Она переплела наши пальцы, и стало заметно, насколько бледнее ее кожа. Особенно на фоне моих темных татуировок.
– Если бы я захотела набить буквы на каждом пальце, знаешь, что это было бы?
«Любовь и надежда».
Я отрицательно покачал головой.
– Не единого предположения.
– Любовь и надежда, – ответила Фиона. – Вот такая для меня жизнь. Любить заботящихся о тебе людей и надеяться, что боль станет терпимой или со временем уйдет.
«О ком заботишься ты, Фиона, и кто заботится о тебе?»
Провидение не могло ответить, а реальный мир не давал никаких подсказок. Ни фотографий на стенах, ни звонков или сообщений, никакого упоминания о семье. Единственным свидетельством ее взаимодействия с внешним миром была фотография на тумбочке. На ней Фиона улыбалась в объятиях афроамериканки и двух парней приблизительно моего возраста. Судя по всему, они находились на ярмарке, поскольку на заднем фоне виднелось колесо обозрения, а один из парней держал в руках сахарную вату, по цвету напоминающую волосы Фионы.
Я не привык задавать личные вопросы, поэтому сейчас с трудом заставил себя открыть рот.
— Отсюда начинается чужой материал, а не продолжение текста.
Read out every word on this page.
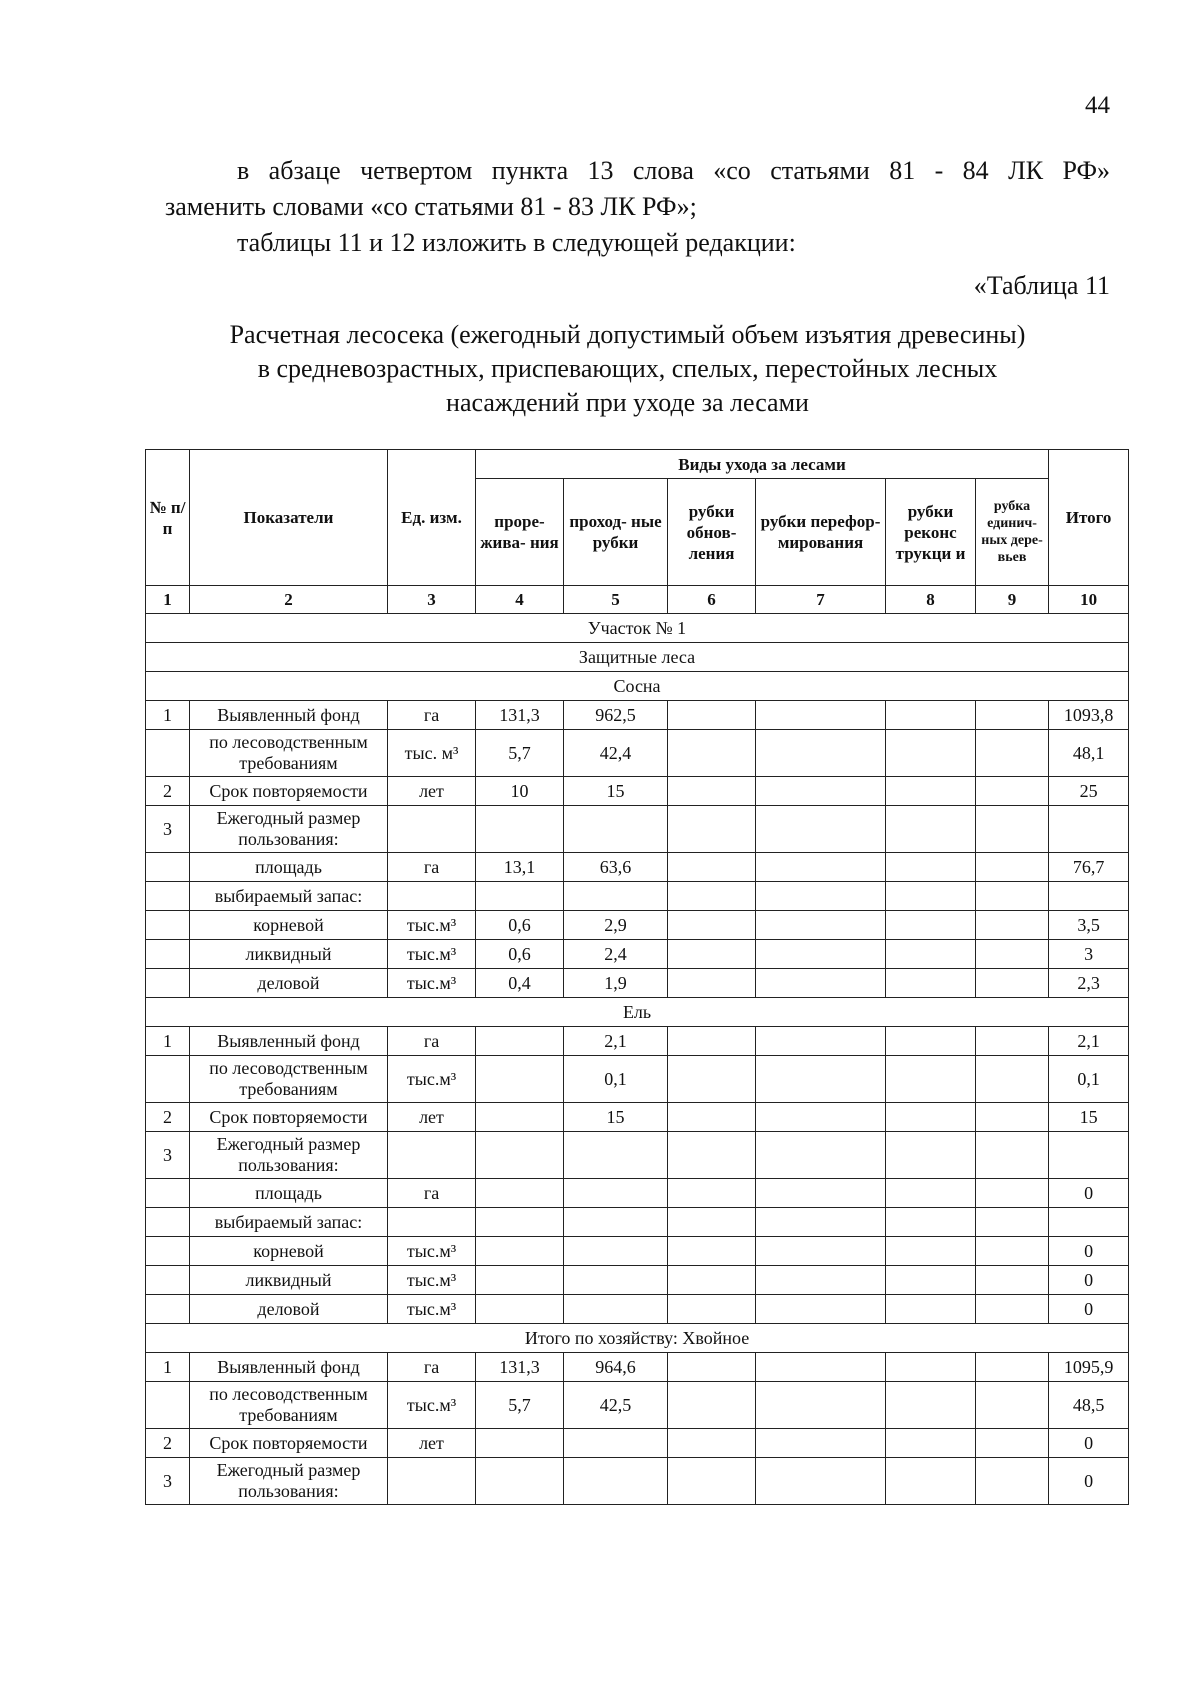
44
в абзаце четвертом пункта 13 слова «со статьями 81 - 84 ЛК РФ»
заменить словами «со статьями 81 - 83 ЛК РФ»;
таблицы 11 и 12 изложить в следующей редакции:
«Таблица 11
Расчетная лесосека (ежегодный допустимый объем изъятия древесины)
в средневозрастных, приспевающих, спелых, перестойных лесных
насаждений при уходе за лесами
№ п/ п	Показатели	Ед. изм.	Виды ухода за лесами						Итого
			проре- жива- ния	проход- ные рубки	рубки обнов- ления	рубки перефор- мирования	рубки реконс трукци и	рубка единич- ных дере- вьев	
1	2	3	4	5	6	7	8	9	10
Участок № 1									
Защитные леса									
Сосна									
1	Выявленный фонд	га	131,3	962,5					1093,8
	по лесоводственным требованиям	тыс. м³	5,7	42,4					48,1
2	Срок повторяемости	лет	10	15					25
3	Ежегодный размер пользования:								
	площадь	га	13,1	63,6					76,7
	выбираемый запас:								
	корневой	тыс.м³	0,6	2,9					3,5
	ликвидный	тыс.м³	0,6	2,4					3
	деловой	тыс.м³	0,4	1,9					2,3
Ель									
1	Выявленный фонд	га		2,1					2,1
	по лесоводственным требованиям	тыс.м³		0,1					0,1
2	Срок повторяемости	лет		15					15
3	Ежегодный размер пользования:								
	площадь	га							0
	выбираемый запас:								
	корневой	тыс.м³							0
	ликвидный	тыс.м³							0
	деловой	тыс.м³							0
Итого по хозяйству: Хвойное									
1	Выявленный фонд	га	131,3	964,6					1095,9
	по лесоводственным требованиям	тыс.м³	5,7	42,5					48,5
2	Срок повторяемости	лет							0
3	Ежегодный размер пользования:								0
– Итак… как долго ты здесь живешь?
– Два года, – отозвалась она. – Здесь прекрасный вид, но сама студия маловата. Пока нормально, я ведь коплю деньги на переезд.
– И куда на этот раз?
Аккуратные черты лица Фионы напряглись. Она испытывала неуверенность и сомнение. Благодаря провидению я увидел темные облака воспоминания – хотя нет, нескольких лет воспоминаний, – которые клубились вокруг нее подобно грозовым тучам. Ее желание покинуть Джорджию связано с каким-то травмирующим событием в прошлом. Провидение продемонстрировало мне размытое изображение: Фиона с развевающимися за спиной волосами и протянутыми вперед руками бежала к месту назначения, в то время как толстая черная линия привязывала ее к буре. Она рвалась изо всех сил, веревка ослабла, но все равно держалась крепко. Я знал, что она не остановится до тех пор, пока веревка окончательно не порвется, а Фиона не окажется на свободе.